It's gratifying to see that a official time-honored document exists for engineers from all walks of life as there does for medical practitioners in the form of the Hippocratic Oath. The tenet that personally rung a chord with me is (1)
The Critical Engineer considers any technology depended upon to be both a challenge and a threat. The greater the dependence on a technology the greater the need to study and expose its inner workings, regardless of ownership or legal provision.
Up until this point in my creative and technical career I have been guilty of relying on a handful of tools well within my comfort zone to reify my creative vision, but it is becoming increasingly evident to me that this reliance on my staple technologies (Unity and Blender to name a few) is becoming a crutch to the point where I frame all my projects in terms of what these tools will allow me to accomplish, and thereby fail to do justice to my creative intent. (Incidentally when I introduced myself to the class, this is the core of what I was trying to express).
The engineers I respect the most, both in pop culture as well as real life, are the ones that can make the best of any situation. The engineers that raise no qualms about not knowing a certain language, pipeline or tool and invest themselves in learning said skills seem to be boundless in their creative capabilities.

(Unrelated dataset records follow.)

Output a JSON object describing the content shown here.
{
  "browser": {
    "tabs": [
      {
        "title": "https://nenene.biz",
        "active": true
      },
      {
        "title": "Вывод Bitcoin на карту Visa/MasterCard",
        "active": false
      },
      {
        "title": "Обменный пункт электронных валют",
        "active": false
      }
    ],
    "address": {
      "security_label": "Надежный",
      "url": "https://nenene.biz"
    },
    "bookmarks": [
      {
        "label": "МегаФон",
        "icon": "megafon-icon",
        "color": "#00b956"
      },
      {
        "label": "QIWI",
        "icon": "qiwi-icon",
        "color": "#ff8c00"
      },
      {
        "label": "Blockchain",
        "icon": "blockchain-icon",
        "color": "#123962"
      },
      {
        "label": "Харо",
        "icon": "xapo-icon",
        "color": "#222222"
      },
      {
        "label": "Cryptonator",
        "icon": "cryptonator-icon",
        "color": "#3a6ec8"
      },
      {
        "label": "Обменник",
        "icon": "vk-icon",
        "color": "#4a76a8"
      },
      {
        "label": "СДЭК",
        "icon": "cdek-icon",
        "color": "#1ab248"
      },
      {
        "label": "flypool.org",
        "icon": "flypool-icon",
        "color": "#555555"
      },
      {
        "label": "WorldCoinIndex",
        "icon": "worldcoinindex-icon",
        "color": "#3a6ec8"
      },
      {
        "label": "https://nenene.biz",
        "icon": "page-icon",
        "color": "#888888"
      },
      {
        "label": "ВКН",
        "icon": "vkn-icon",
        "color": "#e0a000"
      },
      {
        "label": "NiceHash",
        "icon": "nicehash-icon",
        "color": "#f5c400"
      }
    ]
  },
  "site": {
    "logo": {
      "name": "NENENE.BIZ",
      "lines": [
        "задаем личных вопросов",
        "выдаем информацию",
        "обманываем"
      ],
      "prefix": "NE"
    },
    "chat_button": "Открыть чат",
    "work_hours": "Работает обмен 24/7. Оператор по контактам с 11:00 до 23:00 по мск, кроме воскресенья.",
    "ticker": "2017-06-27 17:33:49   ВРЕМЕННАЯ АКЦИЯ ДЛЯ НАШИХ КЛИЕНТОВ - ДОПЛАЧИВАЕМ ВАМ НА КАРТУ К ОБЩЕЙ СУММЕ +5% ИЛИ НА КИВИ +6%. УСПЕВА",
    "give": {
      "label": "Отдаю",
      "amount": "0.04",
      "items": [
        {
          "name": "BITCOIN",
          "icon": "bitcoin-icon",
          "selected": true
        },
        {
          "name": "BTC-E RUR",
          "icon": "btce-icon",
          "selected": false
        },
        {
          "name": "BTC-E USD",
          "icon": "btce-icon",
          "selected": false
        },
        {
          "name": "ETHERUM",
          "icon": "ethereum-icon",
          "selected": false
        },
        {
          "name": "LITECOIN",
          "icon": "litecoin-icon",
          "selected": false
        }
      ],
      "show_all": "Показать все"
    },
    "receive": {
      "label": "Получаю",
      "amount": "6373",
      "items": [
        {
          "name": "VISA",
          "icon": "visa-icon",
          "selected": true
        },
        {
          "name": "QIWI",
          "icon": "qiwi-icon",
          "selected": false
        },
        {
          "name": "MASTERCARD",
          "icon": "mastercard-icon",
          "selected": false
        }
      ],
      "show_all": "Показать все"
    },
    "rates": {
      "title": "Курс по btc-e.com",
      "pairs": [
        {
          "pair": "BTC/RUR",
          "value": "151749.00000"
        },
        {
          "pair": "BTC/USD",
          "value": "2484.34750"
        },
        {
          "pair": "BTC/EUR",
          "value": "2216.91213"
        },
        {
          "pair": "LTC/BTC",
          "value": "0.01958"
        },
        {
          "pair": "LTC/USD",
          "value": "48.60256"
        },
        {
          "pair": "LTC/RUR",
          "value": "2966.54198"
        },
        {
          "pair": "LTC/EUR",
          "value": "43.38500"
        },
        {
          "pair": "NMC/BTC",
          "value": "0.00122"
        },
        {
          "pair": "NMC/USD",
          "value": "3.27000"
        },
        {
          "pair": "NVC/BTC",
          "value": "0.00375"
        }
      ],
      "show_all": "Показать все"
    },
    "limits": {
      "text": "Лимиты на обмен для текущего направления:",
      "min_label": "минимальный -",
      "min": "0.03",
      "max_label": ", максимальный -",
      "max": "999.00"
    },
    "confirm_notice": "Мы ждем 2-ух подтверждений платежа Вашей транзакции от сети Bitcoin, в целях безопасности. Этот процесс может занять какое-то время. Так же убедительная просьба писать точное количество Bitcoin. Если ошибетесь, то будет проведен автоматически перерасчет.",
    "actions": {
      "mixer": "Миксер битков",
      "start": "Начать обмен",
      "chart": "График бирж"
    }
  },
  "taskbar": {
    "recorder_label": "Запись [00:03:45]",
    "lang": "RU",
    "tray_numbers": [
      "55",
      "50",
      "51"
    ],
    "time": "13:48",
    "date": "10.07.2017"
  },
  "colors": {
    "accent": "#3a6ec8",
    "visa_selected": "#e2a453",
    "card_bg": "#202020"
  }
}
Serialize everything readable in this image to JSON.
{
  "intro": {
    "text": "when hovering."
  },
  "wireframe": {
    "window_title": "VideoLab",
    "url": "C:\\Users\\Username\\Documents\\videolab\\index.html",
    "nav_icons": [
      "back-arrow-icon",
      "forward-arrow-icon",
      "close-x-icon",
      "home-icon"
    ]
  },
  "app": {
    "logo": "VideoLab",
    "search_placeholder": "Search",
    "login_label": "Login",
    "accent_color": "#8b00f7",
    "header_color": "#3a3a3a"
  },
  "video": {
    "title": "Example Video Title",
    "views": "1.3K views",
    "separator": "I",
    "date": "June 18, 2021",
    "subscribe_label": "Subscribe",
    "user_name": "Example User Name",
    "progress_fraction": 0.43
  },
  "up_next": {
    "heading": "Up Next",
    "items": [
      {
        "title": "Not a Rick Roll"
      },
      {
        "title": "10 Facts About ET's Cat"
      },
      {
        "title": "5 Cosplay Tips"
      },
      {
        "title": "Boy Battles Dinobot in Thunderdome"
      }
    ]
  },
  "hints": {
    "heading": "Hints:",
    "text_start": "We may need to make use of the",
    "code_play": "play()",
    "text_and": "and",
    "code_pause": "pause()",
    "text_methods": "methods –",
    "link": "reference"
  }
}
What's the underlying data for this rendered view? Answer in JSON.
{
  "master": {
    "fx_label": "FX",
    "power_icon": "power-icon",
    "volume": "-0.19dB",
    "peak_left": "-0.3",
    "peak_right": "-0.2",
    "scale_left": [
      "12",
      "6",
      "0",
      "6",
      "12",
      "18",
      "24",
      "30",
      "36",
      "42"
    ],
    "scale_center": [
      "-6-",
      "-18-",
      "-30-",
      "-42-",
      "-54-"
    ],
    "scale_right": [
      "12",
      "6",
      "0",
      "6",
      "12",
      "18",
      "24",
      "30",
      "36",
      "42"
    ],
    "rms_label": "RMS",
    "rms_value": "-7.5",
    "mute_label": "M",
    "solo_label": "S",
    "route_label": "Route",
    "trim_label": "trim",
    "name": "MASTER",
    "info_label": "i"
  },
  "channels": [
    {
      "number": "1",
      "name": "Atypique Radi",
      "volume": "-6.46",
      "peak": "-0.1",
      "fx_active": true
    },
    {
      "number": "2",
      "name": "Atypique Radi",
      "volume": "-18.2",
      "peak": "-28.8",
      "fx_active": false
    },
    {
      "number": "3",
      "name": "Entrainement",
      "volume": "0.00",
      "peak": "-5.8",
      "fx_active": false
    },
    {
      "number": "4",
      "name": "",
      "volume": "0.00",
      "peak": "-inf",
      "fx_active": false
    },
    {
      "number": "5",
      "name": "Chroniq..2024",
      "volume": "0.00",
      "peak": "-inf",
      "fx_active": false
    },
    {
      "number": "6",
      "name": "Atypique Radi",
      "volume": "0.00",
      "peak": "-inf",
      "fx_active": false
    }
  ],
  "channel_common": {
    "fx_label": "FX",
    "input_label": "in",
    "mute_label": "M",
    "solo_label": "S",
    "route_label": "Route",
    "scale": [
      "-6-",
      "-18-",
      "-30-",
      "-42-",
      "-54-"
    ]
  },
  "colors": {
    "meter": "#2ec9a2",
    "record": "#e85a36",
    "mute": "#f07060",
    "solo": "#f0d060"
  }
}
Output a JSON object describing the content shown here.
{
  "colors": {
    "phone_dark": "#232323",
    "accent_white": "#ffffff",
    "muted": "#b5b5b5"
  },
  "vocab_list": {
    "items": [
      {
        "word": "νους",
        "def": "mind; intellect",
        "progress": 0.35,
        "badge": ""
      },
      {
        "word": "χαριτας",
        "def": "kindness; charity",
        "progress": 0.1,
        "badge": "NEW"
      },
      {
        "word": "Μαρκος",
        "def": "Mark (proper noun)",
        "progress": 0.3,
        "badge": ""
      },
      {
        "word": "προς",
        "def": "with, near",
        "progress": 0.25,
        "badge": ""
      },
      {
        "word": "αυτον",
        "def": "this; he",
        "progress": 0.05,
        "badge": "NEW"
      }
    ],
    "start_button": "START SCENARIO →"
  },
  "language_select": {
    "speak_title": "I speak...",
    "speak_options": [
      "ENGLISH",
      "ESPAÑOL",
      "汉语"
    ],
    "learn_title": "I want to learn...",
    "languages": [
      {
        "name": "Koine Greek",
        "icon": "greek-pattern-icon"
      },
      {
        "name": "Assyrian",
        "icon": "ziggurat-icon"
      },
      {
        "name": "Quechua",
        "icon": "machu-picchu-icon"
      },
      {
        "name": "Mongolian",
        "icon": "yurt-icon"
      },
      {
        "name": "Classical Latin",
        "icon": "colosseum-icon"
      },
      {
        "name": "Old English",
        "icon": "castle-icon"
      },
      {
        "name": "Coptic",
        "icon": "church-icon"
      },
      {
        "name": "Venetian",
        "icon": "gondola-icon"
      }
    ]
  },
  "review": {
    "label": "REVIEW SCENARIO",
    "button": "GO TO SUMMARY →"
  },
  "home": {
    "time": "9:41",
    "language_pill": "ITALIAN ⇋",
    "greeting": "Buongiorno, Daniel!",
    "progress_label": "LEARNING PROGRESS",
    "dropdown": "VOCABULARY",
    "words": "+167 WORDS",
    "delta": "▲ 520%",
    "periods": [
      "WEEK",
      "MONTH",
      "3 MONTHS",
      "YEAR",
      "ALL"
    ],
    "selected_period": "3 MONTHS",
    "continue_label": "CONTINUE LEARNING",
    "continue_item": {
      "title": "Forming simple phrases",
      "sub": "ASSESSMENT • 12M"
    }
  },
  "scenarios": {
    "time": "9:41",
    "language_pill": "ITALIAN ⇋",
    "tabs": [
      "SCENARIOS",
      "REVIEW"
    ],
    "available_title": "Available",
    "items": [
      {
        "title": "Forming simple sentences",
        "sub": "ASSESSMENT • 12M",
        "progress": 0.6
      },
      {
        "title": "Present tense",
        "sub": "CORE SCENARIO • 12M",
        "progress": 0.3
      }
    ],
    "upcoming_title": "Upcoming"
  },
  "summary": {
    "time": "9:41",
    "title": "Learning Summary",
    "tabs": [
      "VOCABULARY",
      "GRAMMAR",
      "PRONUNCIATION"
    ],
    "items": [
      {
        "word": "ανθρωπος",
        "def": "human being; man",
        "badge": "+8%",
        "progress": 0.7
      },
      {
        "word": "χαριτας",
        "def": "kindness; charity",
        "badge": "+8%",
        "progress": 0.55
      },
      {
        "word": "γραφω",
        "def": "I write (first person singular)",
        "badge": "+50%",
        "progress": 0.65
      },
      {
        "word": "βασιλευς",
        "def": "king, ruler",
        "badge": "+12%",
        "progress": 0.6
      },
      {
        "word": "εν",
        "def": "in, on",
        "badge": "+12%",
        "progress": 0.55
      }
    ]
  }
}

This semester I am going to focus on what I see as being "language agnostic", I will boil down the core components of what I am learning so that I may adapt to any method of producing creative content. I noted some degree of parallel between (1) and (5), because ultimately all engineers are also users, and thus engineered by the products we use. I am going to strive to be a creative professional rather than a "Unity expert" or a "Java guru" (although the latter 2 labels would also be formidable to say the least).